Chapter 41. OProfile
OProfile is a low overhead, system-wide performance monitoring
tool. It uses the performance monitoring hardware on the processor
to retrieve information about the kernel and executables on the
system, such as when memory is referenced, the number of L2 cache
requests, and the number of hardware interrupts received. On a Red
Hat Enterprise Linux system, the oprofile
RPM package must be installed to use this tool.

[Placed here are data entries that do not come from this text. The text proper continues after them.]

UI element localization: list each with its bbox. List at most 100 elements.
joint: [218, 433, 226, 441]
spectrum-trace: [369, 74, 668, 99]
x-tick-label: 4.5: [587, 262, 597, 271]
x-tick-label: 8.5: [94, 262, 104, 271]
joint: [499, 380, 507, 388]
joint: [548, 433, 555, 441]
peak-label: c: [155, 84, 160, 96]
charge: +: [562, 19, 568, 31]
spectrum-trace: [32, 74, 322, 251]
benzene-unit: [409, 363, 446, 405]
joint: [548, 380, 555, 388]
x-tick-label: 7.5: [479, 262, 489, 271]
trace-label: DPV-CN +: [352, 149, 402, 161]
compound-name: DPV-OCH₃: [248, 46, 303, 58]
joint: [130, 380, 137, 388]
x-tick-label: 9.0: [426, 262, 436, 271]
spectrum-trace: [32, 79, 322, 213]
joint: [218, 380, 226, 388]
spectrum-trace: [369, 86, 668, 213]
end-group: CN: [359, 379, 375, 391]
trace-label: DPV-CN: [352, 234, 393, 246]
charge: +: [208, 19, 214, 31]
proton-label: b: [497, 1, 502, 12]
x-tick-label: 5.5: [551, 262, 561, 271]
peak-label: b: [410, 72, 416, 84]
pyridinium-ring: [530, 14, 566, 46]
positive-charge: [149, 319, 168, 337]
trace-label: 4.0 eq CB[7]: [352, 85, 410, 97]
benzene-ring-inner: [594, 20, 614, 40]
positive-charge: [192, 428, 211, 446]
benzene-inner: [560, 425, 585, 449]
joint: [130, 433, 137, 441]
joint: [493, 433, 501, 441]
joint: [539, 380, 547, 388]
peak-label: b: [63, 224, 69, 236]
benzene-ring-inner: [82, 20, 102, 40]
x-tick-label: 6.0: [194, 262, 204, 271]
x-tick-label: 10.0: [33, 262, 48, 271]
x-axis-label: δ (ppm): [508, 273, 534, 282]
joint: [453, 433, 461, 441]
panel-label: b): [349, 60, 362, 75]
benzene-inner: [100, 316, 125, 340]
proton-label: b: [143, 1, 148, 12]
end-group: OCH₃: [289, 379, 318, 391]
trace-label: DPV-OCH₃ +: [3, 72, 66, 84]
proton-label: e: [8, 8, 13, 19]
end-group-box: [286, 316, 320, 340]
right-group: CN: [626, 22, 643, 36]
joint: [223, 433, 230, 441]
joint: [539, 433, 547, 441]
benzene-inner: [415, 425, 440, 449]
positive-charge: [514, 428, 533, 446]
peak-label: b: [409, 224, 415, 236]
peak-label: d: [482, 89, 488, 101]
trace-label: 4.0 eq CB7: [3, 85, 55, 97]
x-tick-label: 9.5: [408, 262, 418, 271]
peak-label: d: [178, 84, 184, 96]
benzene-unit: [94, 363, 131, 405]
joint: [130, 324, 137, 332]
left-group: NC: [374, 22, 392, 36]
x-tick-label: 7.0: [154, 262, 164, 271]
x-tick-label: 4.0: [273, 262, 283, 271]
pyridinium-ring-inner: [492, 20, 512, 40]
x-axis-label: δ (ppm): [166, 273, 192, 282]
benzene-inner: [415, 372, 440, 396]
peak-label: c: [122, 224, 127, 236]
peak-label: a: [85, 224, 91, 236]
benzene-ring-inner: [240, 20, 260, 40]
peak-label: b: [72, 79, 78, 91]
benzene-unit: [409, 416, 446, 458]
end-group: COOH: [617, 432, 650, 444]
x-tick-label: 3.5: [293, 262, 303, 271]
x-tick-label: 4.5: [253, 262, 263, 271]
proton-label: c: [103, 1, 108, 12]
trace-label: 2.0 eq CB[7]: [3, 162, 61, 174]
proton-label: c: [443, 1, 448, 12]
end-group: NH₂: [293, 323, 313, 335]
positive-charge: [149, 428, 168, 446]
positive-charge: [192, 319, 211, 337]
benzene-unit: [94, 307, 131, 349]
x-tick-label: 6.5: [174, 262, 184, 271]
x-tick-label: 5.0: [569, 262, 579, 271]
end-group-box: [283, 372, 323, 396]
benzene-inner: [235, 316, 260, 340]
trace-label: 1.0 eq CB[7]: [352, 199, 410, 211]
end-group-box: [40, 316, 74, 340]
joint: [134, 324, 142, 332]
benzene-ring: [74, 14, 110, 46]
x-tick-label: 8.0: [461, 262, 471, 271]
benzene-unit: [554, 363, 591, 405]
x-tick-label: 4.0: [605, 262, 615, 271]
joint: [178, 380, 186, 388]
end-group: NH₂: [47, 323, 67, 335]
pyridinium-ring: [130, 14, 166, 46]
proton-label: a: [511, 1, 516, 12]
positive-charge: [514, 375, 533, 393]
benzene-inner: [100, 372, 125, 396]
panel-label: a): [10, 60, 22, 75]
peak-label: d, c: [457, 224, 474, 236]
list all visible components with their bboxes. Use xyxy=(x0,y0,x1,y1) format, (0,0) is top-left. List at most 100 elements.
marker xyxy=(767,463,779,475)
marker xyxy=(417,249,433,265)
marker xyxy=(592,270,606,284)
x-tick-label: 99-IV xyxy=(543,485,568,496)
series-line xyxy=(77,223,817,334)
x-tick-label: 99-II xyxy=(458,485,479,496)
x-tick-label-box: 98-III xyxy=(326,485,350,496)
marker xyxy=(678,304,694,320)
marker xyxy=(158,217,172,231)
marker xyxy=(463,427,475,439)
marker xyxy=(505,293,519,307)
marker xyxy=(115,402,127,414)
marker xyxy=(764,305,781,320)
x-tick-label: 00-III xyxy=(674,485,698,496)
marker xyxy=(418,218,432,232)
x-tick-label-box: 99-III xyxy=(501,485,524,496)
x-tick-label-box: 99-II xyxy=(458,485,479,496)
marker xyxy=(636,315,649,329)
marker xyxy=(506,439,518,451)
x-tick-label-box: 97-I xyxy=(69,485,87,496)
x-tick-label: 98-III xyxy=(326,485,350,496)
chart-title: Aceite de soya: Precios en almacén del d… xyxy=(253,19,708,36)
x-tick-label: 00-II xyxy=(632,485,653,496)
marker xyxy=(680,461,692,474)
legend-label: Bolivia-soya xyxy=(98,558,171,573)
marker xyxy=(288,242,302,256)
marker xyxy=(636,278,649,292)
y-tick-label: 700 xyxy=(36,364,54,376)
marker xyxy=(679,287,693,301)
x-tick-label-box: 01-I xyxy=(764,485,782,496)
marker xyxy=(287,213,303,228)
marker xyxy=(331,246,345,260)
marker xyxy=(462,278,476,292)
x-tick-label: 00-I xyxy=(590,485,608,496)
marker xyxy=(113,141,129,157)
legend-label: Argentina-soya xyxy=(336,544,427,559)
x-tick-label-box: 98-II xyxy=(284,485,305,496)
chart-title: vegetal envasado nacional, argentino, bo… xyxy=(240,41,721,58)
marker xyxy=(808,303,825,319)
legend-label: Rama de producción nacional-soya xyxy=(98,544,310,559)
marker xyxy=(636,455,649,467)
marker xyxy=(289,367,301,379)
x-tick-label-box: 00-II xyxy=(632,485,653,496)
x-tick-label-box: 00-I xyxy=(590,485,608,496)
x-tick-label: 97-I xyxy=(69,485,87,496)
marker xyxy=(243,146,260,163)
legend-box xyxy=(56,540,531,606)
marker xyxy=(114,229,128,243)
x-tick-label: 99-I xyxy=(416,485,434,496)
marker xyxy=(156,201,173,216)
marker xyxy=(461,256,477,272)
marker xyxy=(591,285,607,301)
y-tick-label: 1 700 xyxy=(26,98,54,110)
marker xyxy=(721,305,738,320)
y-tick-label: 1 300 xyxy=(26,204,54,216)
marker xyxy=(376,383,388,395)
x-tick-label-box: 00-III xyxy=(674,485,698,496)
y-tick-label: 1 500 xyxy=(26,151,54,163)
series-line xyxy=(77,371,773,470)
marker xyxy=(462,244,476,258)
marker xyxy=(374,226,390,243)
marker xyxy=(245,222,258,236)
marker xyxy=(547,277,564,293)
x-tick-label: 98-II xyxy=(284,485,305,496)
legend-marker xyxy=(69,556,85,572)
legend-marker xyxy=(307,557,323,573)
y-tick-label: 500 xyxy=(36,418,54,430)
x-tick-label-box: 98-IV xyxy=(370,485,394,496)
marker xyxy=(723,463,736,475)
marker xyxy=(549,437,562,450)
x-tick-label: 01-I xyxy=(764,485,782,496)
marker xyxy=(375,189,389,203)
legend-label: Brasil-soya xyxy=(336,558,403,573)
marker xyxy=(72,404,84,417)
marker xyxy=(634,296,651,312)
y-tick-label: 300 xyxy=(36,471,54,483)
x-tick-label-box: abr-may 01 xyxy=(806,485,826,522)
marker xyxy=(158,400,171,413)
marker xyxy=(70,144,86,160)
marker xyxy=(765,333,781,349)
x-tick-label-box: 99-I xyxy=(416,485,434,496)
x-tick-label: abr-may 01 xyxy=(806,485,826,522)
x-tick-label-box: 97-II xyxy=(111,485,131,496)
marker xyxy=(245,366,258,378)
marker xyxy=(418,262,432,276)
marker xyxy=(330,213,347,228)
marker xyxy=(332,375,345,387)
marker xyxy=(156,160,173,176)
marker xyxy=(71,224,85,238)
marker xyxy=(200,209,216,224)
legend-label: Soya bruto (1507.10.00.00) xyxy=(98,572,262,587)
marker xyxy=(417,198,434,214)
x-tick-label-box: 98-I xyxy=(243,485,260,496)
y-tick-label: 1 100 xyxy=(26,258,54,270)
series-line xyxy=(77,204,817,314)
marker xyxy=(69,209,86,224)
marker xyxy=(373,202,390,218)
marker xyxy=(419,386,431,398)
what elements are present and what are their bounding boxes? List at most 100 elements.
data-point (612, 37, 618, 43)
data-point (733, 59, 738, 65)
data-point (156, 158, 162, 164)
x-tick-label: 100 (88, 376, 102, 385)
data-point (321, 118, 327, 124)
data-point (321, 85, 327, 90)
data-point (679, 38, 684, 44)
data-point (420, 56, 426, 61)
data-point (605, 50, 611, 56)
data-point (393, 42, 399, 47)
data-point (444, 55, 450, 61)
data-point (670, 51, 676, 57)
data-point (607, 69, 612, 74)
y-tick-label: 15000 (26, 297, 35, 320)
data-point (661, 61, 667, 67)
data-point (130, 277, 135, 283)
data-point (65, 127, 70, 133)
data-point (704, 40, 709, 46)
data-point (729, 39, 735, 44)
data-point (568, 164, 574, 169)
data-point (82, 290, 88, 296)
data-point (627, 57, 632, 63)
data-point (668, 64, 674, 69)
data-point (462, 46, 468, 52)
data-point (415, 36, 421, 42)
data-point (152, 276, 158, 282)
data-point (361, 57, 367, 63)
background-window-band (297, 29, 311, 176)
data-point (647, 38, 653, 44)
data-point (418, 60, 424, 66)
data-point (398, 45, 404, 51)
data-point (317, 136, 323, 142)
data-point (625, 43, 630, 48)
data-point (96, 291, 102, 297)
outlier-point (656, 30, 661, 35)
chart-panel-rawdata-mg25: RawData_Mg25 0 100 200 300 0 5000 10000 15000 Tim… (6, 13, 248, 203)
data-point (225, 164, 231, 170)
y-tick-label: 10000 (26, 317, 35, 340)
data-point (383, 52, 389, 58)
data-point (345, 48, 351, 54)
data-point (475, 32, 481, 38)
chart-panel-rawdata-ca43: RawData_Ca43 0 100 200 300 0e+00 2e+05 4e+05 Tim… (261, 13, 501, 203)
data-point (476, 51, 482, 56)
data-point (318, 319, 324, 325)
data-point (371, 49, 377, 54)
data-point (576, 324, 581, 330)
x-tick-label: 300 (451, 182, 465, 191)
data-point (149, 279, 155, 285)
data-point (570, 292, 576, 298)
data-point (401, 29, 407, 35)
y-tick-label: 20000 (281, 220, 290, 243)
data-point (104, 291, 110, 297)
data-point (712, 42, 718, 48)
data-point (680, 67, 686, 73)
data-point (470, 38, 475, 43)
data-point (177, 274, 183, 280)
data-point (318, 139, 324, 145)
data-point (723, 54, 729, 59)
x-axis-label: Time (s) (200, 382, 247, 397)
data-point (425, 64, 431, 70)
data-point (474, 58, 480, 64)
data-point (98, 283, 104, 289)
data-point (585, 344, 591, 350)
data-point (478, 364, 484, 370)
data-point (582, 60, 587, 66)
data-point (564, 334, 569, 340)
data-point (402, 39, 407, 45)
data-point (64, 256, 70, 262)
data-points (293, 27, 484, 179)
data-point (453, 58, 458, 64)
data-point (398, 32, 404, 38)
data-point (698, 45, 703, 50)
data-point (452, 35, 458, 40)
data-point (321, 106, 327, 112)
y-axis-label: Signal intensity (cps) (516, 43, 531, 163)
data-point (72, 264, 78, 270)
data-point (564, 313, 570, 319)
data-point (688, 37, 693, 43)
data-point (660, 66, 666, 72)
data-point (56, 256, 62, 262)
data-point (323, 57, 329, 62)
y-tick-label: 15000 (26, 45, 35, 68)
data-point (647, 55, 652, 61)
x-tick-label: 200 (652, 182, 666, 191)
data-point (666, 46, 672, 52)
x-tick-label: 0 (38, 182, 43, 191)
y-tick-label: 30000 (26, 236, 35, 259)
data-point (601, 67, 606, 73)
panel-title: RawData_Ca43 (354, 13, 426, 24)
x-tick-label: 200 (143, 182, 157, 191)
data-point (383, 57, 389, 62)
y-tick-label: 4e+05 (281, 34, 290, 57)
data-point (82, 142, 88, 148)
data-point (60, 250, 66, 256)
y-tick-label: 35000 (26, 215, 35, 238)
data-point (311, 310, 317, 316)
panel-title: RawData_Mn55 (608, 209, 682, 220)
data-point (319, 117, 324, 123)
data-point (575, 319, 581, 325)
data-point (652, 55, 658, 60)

Many processors include dedicated performance monitoring
hardware. This hardware makes it possible to detect when certain
events happen (such as the requested data not being in cache). The
hardware normally takes the form of one or more counters that are incremented each time an event
takes place. When the counter value, essentially rolls over, an
interrupt is generated, making it possible to control the amount of
detail (and therefore, overhead) produced by performance
monitoring.
OProfile uses this hardware (or a timer-based substitute in
cases where performance monitoring hardware is not present) to
collect samples of performance-related
data each time a counter generates an interrupt. These samples are
periodically written out to disk; later, the data contained in
these samples can then be used to generate reports on system-level
and application-level performance.
OProfile is a useful tool, but be aware of some limitations when
using it:
-
Use of shared libraries — Samples
for code in shared libraries are not attributed to the particular
application unless the --separate=library
option is used.
-
Performance monitoring samples are
inexact — When a performance monitoring register triggers
a sample, the interrupt handling is not precise like a divide by
zero exception. Due to the out-of-order execution of instructions
by the processor, the sample may be recorded on a nearby
instruction.
-
opreport does not
associate samples for inline functions' properly —
opreport uses a simple address range
mechanism to determine which function an address is in. Inline
function samples are not attributed to the inline function but
rather to the function the inline function was inserted into.
-
OProfile accumulates data from multiple
runs — OProfile is a system-wide profiler and expects
processes to start up and shut down multiple times. Thus, samples
from multiple runs accumulate. Use the command opcontrol --reset to clear out the samples from
previous runs.
-
Non-CPU-limited performance problems
— OProfile is oriented to finding problems with CPU-limited
processes. OProfile does not identify processes that are asleep
because they are waiting on locks or for some other event to occur
(for example an I/O device to finish an operation).
Table 41-1
provides a brief overview of the tools provided with the oprofile package.
Command |
Description |
op_help |
Displays available events for the system's processor along with
a brief description of each.
|
op_import |
Converts sample database files from a foreign binary format to
the native format for the system. Only use this option when
analyzing a sample database from a different architecture.
|
opannotate |
Creates annotated source for an executable if the application
was compiled with debugging symbols. Refer to Section
41.5.3 Using opannotate for
details. |
opcontrol |
Configures what data is collected. Refer to Section 41.2 Configuring
OProfile for details.
|
opreport |
Retrieves profile data. Refer to Section
41.5.1 Using opreport for
details.
|
oprofiled |
Runs as a daemon to periodically write sample data to disk.
|
Table 41-1. OProfile Commands